Image: Lord & Taylor

Lord & Taylor has agreed to pay $100,000 to resolve a racial discrimination investigation, Massachusetts Attorney General Maura Healey announced this past week. The country’s oldest department store revealed that in addition to the fine, it will “hire an expert consultant to review and improve its shoplifting prevention policies and procedures, and to train its staff” in order to put an end to a nearly 5-year-long investigation into its loss prevention practices, which was prompted by a 2014 incident involving a black woman who was attempting to purchase perfume in one of Lord & Taylor’s Massachusetts outposts.

The Massachusetts Attorney General’s Office initiated the investigation specifically in connection with “concerns that the company’s efforts to prevent shoplifting perpetuated a climate of racial and ethnic bias at its four Massachusetts stores.”

Lord & Taylor was facing allegations that it disproportionately targeted minority shoppers, namely, black and Hispanic individuals, for surveillance and apprehension, thereby, giving rise to potential violations of the Massachusetts Public Accommodations Law and Consumer Protection Act. Together, these laws make it unlawful for any business that solicits or accepts the patronage of the general public to distinguish among customers on the basis of their race, color, national origin, ancestry, religion, sex, gender identity, sexual orientation, or disability, and prohibits them from engaging in unfair or deceptive conduct.

The Lord & Taylor settlement comes 4 years after fellow New York-headquartered department store Barneys agreed to settle an investigation initiated against it by the New York State Attorney General Eric Schneiderman’s Office, following from the filing of two lawsuit by two black shoppers, who each accused Barneys of racial profiling and discrimination.

Ultimately, Barneys agreed to pay $525,000 in fees and penalties and to implement a series of changes to ensure it does not discriminate against black and Hispanic customers.

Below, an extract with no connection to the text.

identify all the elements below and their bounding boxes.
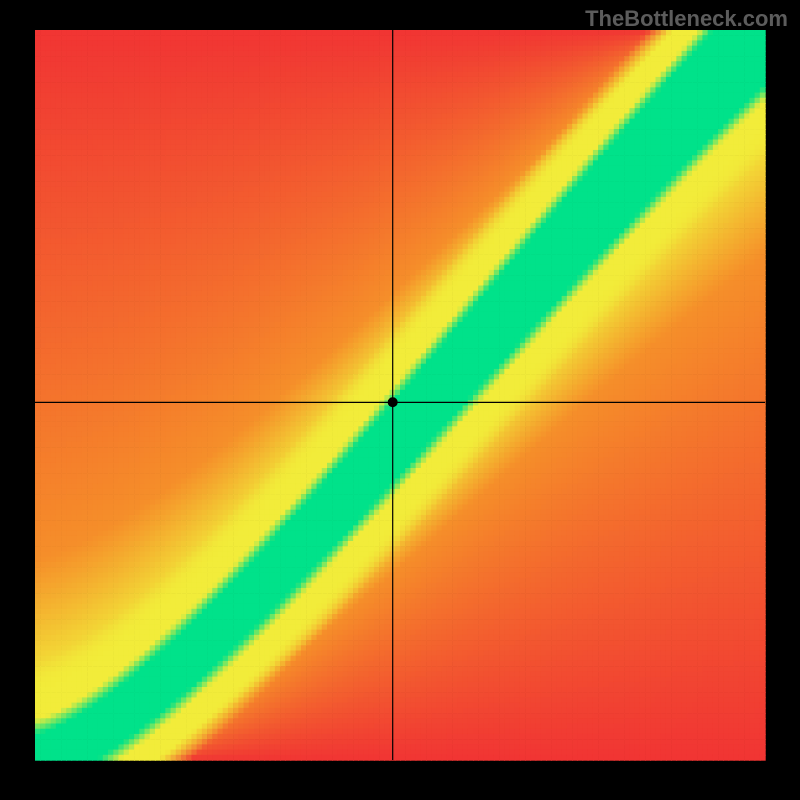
bottleneck-heatmap-canvas xyxy=(0,0,800,800)
watermark-text: TheBottleneck.com xyxy=(585,6,788,32)
chart-stage: TheBottleneck.com xyxy=(0,0,800,800)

As the Huffington Post revealed at the time, citing a former Barneys employee, who spoke on condition she not be named for fear of jeopardizing her career in the industry, that the culture of racism was rampant at Barneys and in the fashion/retail industry at large.

Fast forward to late 2016 and Versace was hauled into court by a former employee, who claimed that the American arm of the Italian fashion brand maintained a practice of using a code to label black consumers. According to the lawsuit that Christopher Sampino filed in a California state court in December 2016, staffers in Versace’s outlet store in Pleasanton, California used the code “D410,” the code used by the brand for labeling black clothing, “in a casual manner to alert co-workers when a black person entered the store.”

That case was still pending as of this summer, just as Nordstrom Rack was coming under fire for calling the police on 3 black teens, who were shopping for prom attire at its store in Brentwood, Mo., asserting suspicions of shoplifting. Shortly after coming under fire, Nordstrom apologized and promised to work on ways to prevent  racial profiling from happening again in its stores.

The Nordstrom incident “calls further attention” to the seemingly unabated racial profiling in commercial spaces, the Washington Post’s Rachel Siegel stated this spring.

As Attorney General Healey noted this past week, “Far too often, shoppers are unfairly viewed as suspicious or not belonging, simply because of their race or ethnicity. This takes a toll on individuals and broader communities, even when it is the result of unconscious bias, and it is our collective responsibility to address it.”